Largest Party in each commune

| Party |  | Raw results |  | Weighted results |  | Seats | +/– |
| Votes | % | Votes | % |
|  | Christian Social People's Party | 999,381 | 28.31 | 58,538 | 28.90 | 21 | –2 |
|  | Luxembourg Socialist Workers' Party | 621,332 | 17.60 | 33,981 | 16.77 | 10 | –3 |
|  | Democratic Party | 597,080 | 16.91 | 35,454 | 17.50 | 12 | –1 |
|  | The Greens | 533,893 | 15.12 | 30,487 | 15.05 | 9 | +3 |
|  | Alternative Democratic Reform Party | 292,388 | 8.28 | 17,336 | 8.56 | 4 | +1 |
|  | Pirate Party Luxembourg | 227,549 | 6.45 | 13,394 | 6.61 | 2 | +2 |
|  | The Left | 193,594 | 5.48 | 10,208 | 5.04 | 2 | 0 |
|  | Communist Party of Luxembourg | 44,916 | 1.27 | 2,311 | 1.14 | 0 | 0 |
|  | Democracy | 10,320 | 0.29 | 465 | 0.23 | 0 | New |
|  | The Conservatives | 9,516 | 0.27 | 414 | 0.20 | 0 | New |
| Total |  | 3,529,969 | 100.00 | 202,588 | 100.00 | 60 | 0 |
| Valid votes |  | 216,177 | 92.77 |  |  |  |  |
| Invalid/blank votes |  | 16,837 | 7.23 |  |  |  |  |
| Total votes |  | 233,014 | 100.00 |  |  |  |  |
| Registered voters/turnout |  | 259,887 | 89.66 |  |  |  |  |
Source: Government of Luxembourg

==Aftermath==
On 16 October Grand Duke Henri gave Xavier Bettel the task of forming the next government, with the DP, LSAP and DG announcing that they would participate in coalition talks.
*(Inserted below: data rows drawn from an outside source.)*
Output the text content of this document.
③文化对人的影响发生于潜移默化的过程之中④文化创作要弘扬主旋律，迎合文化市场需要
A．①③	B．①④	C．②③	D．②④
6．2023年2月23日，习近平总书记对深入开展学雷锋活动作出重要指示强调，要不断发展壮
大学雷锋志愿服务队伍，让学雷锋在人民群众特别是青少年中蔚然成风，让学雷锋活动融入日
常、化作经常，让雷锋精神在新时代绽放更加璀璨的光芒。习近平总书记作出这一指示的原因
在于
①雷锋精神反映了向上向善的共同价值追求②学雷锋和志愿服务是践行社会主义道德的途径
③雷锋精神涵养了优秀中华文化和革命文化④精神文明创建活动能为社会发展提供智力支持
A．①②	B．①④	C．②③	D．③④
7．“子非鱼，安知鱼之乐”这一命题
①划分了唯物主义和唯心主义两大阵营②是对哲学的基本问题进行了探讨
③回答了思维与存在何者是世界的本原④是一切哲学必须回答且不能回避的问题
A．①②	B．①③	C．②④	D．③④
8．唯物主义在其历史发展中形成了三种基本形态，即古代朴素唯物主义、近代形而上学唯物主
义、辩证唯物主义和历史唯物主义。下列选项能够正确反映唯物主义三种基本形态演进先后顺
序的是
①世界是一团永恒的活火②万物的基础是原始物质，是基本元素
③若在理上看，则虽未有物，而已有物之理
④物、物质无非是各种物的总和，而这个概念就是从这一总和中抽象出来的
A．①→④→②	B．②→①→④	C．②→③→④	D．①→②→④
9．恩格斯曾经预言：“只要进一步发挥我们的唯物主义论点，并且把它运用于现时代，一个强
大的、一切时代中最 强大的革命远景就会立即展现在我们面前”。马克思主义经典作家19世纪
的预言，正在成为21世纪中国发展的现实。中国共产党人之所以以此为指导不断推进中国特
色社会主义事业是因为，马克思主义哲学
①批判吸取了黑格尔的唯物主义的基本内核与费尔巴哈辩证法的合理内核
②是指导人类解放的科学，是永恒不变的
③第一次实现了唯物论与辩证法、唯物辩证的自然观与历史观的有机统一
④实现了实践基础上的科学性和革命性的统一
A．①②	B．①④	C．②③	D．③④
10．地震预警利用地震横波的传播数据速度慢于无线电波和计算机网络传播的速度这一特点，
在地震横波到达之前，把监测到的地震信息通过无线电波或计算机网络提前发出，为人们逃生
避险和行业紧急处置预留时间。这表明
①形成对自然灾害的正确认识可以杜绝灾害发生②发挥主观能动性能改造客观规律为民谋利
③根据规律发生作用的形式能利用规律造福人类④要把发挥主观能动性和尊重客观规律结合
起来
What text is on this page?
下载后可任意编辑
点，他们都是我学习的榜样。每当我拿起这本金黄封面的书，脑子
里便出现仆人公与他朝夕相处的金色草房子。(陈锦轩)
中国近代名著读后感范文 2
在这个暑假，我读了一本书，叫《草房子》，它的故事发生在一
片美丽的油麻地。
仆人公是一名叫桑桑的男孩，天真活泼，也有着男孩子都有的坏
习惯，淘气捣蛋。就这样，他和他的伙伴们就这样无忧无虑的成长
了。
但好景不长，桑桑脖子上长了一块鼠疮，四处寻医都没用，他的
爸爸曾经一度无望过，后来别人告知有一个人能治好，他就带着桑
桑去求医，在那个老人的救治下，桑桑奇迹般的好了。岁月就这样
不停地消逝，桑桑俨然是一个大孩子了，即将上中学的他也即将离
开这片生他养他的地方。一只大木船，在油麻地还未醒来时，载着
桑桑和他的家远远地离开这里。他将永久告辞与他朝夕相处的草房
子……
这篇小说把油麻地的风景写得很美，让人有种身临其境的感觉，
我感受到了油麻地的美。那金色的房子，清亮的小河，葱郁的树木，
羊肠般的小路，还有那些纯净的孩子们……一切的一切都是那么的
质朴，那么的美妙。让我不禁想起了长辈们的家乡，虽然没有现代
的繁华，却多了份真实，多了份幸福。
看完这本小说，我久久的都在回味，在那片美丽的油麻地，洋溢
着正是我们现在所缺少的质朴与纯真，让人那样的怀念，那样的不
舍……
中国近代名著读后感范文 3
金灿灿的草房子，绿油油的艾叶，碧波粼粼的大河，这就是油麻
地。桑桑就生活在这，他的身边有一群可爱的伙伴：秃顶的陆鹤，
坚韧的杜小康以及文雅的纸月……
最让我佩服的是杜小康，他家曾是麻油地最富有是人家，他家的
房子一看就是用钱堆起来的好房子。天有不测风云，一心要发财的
On 17 October coalition negotiations started between the three parties, with an agreement due to be finished before Christmas. It was expected that the LSAP would take the EU Commission post in the next government, while the DG would increase their influence on ministries. The coalition was confirmed and Bettel was reappointed Prime Minister on 5 December 2018.